また使用するのは標高11000メートル以上なので、人界に与える影響も限定的と言えた。
「やむを得んか……」
ダンはアクリルケースに包まれたそれを厳重に取り出したあと、背中に背負ってベルトで固定する。
周りの環境に対する悪影響は懸念されるが、そこを気にして死んでしまっては元も子もないので、手段を選んでは居られなかった。
そしてスカルフェイスのヘルメットで顔面も覆い隠したあと、ニードルガンを装備して兵器庫の外へ出た。
そこでは既に、すっかり装備を整えたノアが、乗降口を前に待機していた。
『携帯型荷電粒子砲に、電磁砲か。エネルギーは足りるのか?』
『問題ありません。飛行型特殊兵装には五基のエネルギーチャージャーが搭載されております。粒子砲なら五発、電磁砲なら十発以上の連射が可能です』
ノアはナノマシンを通じたハッキング対策用のガスマスク越しにそう応える。
その背中には、厳しく機械で象られた二対の翼と、頭部には天使の輪のような形の通信アンテナが搭載されていた。

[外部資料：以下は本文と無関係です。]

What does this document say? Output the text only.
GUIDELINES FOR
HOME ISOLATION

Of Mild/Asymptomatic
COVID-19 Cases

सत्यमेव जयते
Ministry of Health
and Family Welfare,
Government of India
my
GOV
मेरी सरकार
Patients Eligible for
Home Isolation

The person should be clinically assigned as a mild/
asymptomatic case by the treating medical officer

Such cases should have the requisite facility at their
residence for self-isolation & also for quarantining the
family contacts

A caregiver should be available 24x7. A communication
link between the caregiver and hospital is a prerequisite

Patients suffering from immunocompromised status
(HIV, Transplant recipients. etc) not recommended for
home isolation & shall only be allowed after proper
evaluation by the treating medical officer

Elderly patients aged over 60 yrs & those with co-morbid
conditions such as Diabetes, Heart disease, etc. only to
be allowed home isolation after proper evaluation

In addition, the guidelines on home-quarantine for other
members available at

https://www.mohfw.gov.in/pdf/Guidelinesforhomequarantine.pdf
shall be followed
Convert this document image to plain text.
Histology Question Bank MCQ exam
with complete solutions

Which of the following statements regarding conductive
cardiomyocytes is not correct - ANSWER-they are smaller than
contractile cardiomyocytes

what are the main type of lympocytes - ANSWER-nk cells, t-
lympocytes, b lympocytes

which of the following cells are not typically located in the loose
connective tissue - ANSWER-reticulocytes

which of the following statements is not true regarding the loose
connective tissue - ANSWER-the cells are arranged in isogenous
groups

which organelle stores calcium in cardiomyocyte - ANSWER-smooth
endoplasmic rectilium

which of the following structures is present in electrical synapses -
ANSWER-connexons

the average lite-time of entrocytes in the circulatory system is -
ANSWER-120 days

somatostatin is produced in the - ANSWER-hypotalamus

これこそが飛行型特殊兵装――通称"エンゼルウィング"である。
見た目がまさに機械仕掛けの天使であり、あまりにも開発者の趣味が反映され過ぎている。
それもそのはずで、これを開発したのは、稀代のアンドロイド開発者であるジョージ・ヤナギサワ博士であり、どれだけ自分の趣味を残したまま、実用性を追求できるかばかりを考える、変態のような男の作品であった。
『色々ツッコミどころはあるが……カタログ上のスペックは文句の付けようがないからな……。まったくなんであんな変人に天才的な頭脳が宿ってしまったのか』
『何でしょう?』
『いや……なんでもない。では行こう』
ダンはそう言って話を打ち切ったあと、ハッチを開けて船の外に降り立つ。
外界は五メートル以上の激しい横風が吹き荒んでおり、舞い散る粉雪以外は動くものは何もない、完全な死の世界であった。
ダンが周囲の安全を確認して進もうとした、次の瞬間――
『船長!』
ノアの声と同時に、ダンの目の前でガキン、と何か硬いものが弾かれる音が響いた。